Nokia’s new phone responds to every keystroke
Cost of phone would be around Rs. 20,000
It offers virtual touch keyboard
LONDON: Just over a year ago the world’s biggest maker of mobile phones — Nokia — showcased some new technologies in the pipeline during a media event in Singapore. Among the ‘cool tools’ their scientists were working on was ‘haptics’ technology — it derives from the Greek word for “science of touch” and means when you hit a key you get a feedback in your finger a sensation that the key is responding.
Last week Nokia unveiled its first touch sensitive handset — and arguably the world’s first mobile phone with a truly tactile keyboard. There are other firsts that the 5800 XPress Music phone brings: a 3.2 inch diagonal screen that has one of the sharpest pictures to be seen on a hand phone a 3.2 megapixel camera that uses professional Carl Zeiss optics and is good enough to shoot professional video clips for Web use a web browser that supports the Flash format used by most Internet pages to display video... other things we have come to expect from a smart phone are there — like a satellite-based maps tool. And like that classic Tata Steel advertisement perhaps they should have said “We also make phone calls.”
Icing on the cake
But all this is merely icing on the cake: the 5800 is first and foremost a good quality music player optimised for downloading music with ease and sharing it with others. Like Google’s recent web browser that features the last few web pages one has visited, the new Nokia phone brings up the owner’s four favourite contacts with a single touch — complete with a recent history of messages exchanged. This is not a phone for social loners! But if you are a gregarious guy (or gal!) the 5800 will kick-start your social contacts in a way I have seen no other phone do with canny and intuitive controls.

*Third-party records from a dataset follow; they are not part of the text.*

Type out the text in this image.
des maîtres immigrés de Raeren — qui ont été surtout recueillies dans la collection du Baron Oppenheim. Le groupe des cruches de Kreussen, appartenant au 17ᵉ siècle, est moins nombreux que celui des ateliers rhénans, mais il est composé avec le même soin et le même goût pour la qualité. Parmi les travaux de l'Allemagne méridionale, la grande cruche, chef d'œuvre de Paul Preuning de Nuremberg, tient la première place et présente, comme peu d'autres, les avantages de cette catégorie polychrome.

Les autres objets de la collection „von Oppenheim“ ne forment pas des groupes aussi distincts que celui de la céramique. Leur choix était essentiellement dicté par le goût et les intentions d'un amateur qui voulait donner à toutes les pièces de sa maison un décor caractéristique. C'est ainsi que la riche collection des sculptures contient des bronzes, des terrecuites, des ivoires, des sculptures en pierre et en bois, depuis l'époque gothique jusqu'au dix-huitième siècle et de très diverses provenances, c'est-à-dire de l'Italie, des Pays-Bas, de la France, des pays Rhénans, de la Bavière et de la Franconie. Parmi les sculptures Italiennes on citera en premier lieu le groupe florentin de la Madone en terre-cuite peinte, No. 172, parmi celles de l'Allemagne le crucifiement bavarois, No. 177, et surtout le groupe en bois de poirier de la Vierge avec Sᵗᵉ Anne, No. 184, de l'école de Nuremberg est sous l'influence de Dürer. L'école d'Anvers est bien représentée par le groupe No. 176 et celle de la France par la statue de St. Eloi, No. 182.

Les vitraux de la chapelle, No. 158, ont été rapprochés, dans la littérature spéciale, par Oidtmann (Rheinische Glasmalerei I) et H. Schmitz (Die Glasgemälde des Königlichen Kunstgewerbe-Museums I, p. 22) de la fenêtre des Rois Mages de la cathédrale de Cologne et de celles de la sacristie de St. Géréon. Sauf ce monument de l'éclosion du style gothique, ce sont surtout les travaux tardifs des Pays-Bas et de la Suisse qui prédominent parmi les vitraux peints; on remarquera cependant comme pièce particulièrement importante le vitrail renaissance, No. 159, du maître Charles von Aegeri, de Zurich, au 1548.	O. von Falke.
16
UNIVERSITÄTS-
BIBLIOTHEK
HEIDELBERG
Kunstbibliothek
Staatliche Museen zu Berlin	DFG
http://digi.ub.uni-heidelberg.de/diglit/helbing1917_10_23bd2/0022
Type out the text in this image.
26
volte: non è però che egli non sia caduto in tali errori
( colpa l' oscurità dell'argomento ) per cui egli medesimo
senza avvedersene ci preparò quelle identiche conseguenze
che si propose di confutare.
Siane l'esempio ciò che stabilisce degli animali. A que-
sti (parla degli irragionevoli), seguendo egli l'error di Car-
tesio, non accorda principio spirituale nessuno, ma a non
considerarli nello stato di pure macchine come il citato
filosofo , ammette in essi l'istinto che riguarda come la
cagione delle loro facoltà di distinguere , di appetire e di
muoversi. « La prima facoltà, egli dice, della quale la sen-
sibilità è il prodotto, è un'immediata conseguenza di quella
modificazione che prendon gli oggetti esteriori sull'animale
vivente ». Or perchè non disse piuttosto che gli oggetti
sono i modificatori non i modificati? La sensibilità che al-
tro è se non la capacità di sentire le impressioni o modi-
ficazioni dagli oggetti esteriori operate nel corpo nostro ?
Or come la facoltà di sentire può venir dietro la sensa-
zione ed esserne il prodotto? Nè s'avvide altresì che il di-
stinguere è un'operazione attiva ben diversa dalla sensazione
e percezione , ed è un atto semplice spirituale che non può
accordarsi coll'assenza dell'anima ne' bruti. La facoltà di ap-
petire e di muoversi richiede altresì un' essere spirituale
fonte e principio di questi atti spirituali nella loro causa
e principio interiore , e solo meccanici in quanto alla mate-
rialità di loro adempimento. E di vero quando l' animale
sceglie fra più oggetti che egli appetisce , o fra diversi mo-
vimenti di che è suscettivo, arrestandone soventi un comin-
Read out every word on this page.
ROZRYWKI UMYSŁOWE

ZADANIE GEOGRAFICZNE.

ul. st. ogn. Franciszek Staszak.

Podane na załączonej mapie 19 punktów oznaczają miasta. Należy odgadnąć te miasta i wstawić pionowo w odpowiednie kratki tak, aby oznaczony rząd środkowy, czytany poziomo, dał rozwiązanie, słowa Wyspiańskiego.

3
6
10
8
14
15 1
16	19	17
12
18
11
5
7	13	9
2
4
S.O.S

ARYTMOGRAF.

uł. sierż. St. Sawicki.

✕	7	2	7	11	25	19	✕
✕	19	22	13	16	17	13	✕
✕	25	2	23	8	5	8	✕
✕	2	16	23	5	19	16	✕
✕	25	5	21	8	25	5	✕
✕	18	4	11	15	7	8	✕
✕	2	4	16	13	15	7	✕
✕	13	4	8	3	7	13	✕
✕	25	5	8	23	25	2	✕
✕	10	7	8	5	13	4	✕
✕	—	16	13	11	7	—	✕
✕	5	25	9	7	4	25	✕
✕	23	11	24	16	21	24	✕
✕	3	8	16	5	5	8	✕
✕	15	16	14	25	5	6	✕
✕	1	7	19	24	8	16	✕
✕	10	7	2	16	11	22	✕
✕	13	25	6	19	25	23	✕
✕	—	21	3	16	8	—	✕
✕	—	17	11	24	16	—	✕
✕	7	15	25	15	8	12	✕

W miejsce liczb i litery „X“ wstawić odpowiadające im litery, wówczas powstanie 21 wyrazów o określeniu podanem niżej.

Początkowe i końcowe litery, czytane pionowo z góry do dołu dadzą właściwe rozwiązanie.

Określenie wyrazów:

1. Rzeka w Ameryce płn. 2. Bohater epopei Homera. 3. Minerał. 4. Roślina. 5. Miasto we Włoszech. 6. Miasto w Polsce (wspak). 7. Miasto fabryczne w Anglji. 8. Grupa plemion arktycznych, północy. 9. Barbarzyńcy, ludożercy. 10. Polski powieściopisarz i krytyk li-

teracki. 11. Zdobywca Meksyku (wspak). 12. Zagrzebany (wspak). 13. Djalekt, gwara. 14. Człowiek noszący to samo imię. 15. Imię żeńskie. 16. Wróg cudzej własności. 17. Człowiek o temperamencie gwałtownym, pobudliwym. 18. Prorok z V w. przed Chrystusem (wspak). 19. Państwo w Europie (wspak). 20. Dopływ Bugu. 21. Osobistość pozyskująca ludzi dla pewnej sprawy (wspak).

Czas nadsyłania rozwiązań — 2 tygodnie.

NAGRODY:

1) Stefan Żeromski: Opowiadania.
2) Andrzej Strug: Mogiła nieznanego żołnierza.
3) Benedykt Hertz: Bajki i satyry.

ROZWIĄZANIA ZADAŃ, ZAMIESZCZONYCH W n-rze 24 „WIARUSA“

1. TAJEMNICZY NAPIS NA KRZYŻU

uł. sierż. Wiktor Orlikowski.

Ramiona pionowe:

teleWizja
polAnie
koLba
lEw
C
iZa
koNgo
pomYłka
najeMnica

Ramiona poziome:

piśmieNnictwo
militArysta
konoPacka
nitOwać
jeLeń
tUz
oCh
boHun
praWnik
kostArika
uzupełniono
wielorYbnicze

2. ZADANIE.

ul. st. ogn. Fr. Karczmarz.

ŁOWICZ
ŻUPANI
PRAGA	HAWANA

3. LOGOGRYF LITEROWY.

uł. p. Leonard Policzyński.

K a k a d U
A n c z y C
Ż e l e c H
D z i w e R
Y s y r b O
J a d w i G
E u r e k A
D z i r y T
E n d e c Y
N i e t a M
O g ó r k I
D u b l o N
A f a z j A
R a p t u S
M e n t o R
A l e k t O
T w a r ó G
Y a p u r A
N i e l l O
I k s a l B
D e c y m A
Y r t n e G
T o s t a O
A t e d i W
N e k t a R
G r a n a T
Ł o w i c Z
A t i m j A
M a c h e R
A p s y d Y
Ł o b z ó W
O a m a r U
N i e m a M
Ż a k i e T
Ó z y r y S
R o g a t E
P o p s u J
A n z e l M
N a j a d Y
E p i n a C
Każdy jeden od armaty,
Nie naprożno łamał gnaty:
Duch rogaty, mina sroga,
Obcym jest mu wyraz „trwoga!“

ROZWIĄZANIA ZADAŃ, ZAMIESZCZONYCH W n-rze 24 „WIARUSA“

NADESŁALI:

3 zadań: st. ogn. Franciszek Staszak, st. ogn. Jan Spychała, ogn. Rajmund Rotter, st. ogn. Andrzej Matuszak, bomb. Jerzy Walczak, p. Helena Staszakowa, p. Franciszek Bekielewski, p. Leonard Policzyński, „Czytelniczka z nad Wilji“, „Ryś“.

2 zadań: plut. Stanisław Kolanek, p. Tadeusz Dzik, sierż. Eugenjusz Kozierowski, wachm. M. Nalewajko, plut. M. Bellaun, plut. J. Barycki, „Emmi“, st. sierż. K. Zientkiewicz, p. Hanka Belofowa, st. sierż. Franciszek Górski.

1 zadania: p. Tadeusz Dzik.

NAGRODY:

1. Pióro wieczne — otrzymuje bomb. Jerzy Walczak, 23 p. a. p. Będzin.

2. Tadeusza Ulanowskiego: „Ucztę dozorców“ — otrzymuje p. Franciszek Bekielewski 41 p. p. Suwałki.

What it perhaps lacks — and what one might expect from a new smart phone built for the broadband or ‘3G’ era — is a physical qwerty keyboard. Instead it offers a virtual touch keyboard as well as a stylus for those whose chubby fingers make it difficult to jab closely packed keys no matter how ‘haptic’ they are.
In India by 2008
When the phone is offered in India towards year-end it might cost around Rs. 20,000. But Nokia is hoping telecom providers will slash this price drastically while bundling it with their services. On their part they have bundled it (in the markets where they are launching this week) with a canny service called “Nokia Comes With Music” free unlimited downloads from Nokia’s online music store for one year and you get to keep all you download after that.
In Europe this means a repertoire of millions of music tracks — and the company should do no less in large phone markets like India. But will they also sign on Indian music publishers? Seems logical but remains to be seen. But one thing is certain: other smart phones will come and new technologies will be offered but the Nokia 5800 will be remembered as the first phone which made it unnecessary to buy songs any more.